El tráfico marítimo en el Estrecho de Ormuz sigue prácticamente paralizado una semana después de que Estados Unidos e Irán anunciaran un alto al fuego de dos semanas para facilitar el paso de barcos. En lugar de relajar la situación, las tensiones han aumentado tras las exigencias de Teherán de que los buques coordinen su paso con las fuerzas iraníes e, incluso, paguen un peaje. El presidente estadounidense, Donald Trump, calificó estas condiciones de "extorsión" y anunció este domingo que Estados Unidos bloqueará los barcos que entren o salgan de puertos iraníes, poniendo aún más presión sobre la frágil tregua.
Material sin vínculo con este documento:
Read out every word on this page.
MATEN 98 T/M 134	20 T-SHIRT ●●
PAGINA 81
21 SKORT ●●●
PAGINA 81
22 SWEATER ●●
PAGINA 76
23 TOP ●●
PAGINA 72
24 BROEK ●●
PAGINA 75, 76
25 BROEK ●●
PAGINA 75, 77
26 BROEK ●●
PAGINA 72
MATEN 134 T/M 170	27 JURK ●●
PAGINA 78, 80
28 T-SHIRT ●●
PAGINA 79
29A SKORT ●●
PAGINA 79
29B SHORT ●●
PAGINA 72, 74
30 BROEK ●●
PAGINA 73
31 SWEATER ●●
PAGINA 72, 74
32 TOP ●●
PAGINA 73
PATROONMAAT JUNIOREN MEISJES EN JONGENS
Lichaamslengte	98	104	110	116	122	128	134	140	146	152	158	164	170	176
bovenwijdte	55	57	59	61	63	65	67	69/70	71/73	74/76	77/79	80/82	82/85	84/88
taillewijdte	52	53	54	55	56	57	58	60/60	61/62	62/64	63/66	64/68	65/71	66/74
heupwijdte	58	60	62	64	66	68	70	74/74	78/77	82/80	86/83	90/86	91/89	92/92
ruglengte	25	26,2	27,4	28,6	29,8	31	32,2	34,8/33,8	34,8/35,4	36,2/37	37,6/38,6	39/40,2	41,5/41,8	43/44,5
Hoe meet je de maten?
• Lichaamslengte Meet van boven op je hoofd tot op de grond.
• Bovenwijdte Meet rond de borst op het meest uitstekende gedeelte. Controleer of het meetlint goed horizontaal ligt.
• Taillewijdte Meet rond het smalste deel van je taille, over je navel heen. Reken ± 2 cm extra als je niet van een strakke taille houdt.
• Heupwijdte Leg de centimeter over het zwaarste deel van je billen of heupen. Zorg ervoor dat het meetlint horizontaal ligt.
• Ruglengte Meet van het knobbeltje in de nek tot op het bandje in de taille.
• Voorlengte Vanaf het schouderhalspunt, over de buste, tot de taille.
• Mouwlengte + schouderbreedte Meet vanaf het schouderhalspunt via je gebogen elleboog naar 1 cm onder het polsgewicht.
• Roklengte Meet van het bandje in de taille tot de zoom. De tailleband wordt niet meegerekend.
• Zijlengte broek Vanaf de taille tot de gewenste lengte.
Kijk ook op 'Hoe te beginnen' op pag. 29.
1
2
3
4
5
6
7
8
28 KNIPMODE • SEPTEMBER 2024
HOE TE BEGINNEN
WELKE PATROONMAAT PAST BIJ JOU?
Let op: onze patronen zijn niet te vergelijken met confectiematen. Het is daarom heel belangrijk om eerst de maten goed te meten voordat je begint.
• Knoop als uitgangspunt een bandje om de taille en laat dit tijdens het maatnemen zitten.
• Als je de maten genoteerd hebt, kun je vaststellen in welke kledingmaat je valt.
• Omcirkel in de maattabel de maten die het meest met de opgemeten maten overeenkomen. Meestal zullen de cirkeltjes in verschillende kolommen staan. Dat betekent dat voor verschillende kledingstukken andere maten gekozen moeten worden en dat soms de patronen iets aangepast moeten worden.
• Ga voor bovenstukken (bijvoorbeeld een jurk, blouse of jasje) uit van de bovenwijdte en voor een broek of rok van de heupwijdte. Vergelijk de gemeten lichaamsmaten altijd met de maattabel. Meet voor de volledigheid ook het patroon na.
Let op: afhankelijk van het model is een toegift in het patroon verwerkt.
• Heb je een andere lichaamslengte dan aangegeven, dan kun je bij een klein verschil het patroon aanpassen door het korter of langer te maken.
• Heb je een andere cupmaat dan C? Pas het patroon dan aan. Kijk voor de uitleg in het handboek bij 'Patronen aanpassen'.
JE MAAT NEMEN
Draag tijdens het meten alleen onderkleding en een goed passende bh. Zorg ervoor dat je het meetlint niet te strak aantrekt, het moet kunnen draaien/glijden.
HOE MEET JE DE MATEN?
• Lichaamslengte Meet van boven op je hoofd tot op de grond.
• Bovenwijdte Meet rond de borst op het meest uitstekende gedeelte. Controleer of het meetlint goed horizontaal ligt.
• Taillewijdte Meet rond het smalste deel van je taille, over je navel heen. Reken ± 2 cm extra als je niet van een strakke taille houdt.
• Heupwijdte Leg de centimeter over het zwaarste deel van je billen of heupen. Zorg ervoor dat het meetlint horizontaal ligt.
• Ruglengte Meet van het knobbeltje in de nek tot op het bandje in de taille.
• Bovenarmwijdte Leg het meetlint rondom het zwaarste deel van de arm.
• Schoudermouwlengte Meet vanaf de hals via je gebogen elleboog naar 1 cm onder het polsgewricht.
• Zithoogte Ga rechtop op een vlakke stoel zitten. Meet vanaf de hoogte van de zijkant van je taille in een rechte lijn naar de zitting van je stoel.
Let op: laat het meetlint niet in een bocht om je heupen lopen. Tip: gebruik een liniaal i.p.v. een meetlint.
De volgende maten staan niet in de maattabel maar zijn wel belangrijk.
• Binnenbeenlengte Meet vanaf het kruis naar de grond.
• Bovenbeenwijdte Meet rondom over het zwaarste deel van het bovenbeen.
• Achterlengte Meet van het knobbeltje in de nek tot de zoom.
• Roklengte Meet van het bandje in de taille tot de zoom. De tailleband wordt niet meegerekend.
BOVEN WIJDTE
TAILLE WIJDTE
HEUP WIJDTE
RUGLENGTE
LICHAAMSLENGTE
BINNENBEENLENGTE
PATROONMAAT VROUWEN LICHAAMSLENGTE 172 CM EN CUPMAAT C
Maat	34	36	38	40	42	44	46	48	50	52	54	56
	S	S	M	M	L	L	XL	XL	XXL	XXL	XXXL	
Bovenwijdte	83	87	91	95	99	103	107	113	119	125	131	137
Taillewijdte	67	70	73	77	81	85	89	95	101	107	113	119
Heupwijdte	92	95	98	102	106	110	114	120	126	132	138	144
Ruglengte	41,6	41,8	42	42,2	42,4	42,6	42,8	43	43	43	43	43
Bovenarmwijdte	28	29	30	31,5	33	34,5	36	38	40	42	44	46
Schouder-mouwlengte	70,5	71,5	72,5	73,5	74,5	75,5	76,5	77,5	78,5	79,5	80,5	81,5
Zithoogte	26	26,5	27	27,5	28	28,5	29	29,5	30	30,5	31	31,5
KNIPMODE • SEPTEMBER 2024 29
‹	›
Irán, sin embargo, sigue teniendo una ventaja clave: su dominio geográfico sobre el estrecho. Durante seis semanas de conflicto, las fuerzas iraníes han bloqueado casi por completo el tráfico marítimo mediante el despliegue de minas y el aprovechamiento de la estrechez de las rutas de navegación. A pesar del bloqueo estadounidense, estas tácticas permiten a Irán mantener un fuerte control sobre quién cruza el estrecho y bajo qué condiciones.
El riesgo asociado al paso por el estrecho, más que cualquier orden formal, es lo que ha mantenido alejados a los barcos. Según datos de la empresa Kpler, solo siete buques han cruzado el estrecho diariamente desde el alto al fuego, en comparación con los más de 130 que lo hacían antes del conflicto. Lars Jensen, experto en transporte marítimo de la consultora Vespucci Maritime, señaló que el alto al fuego "no ha cambiado absolutamente nada".
El Estrecho de Ormuz es una de las rutas marítimas más estratégicas del mundo, ya que por él transita alrededor del 20% del petróleo global y gran parte del comercio de gas natural licuado. Su geografía lo hace especialmente vulnerable: los barcos deben navegar por dos estrechos carriles de apenas dos millas de ancho, lo que los expone a ataques con misiles, minas marinas y embarcaciones pequeñas. Además, la costa iraní, con su terreno elevado y pequeñas islas, ofrece puntos estratégicos para la vigilancia y el lanzamiento de ataques.
Las minas marinas han sido un factor psicológico clave para disuadir a los barcos. Según expertos, limpiar las rutas de navegación podría tomar varias semanas. Además, Irán ha ordenado a los buques desviarse alrededor de la isla Larak, lo que permite a sus fuerzas inspeccionar los barcos y cobrar peajes por el paso seguro.
Aunque no se han registrado ataques desde el anuncio del alto al fuego, el riesgo sigue siendo el principal obstáculo para el tráfico marítimo. Más de 700 barcos permanecen atrapados en el Golfo, según datos de Windward. La naviera Hapag-Lloyd confirmó que sigue evitando el paso por el estrecho debido a la volatilidad de la situación.
Para que el tráfico vuelva a la normalidad, los operadores marítimos necesitan confiar en que el alto al fuego se mantendrá y que Irán no atacará a los barcos en tránsito. Sin embargo, Teherán tiene interés en mantener cierto control sobre el estrecho, ya que es una de sus pocas palancas de presión en el conflicto. Según los analistas, cualquier intento de seguir restringiendo el tránsito podría poner en peligro la tregua.
La situación sigue siendo crítica, y la comunidad internacional observa con preocupación cómo se desarrolla este punto caliente estratégico en medio de una guerra que parece lejos de terminar.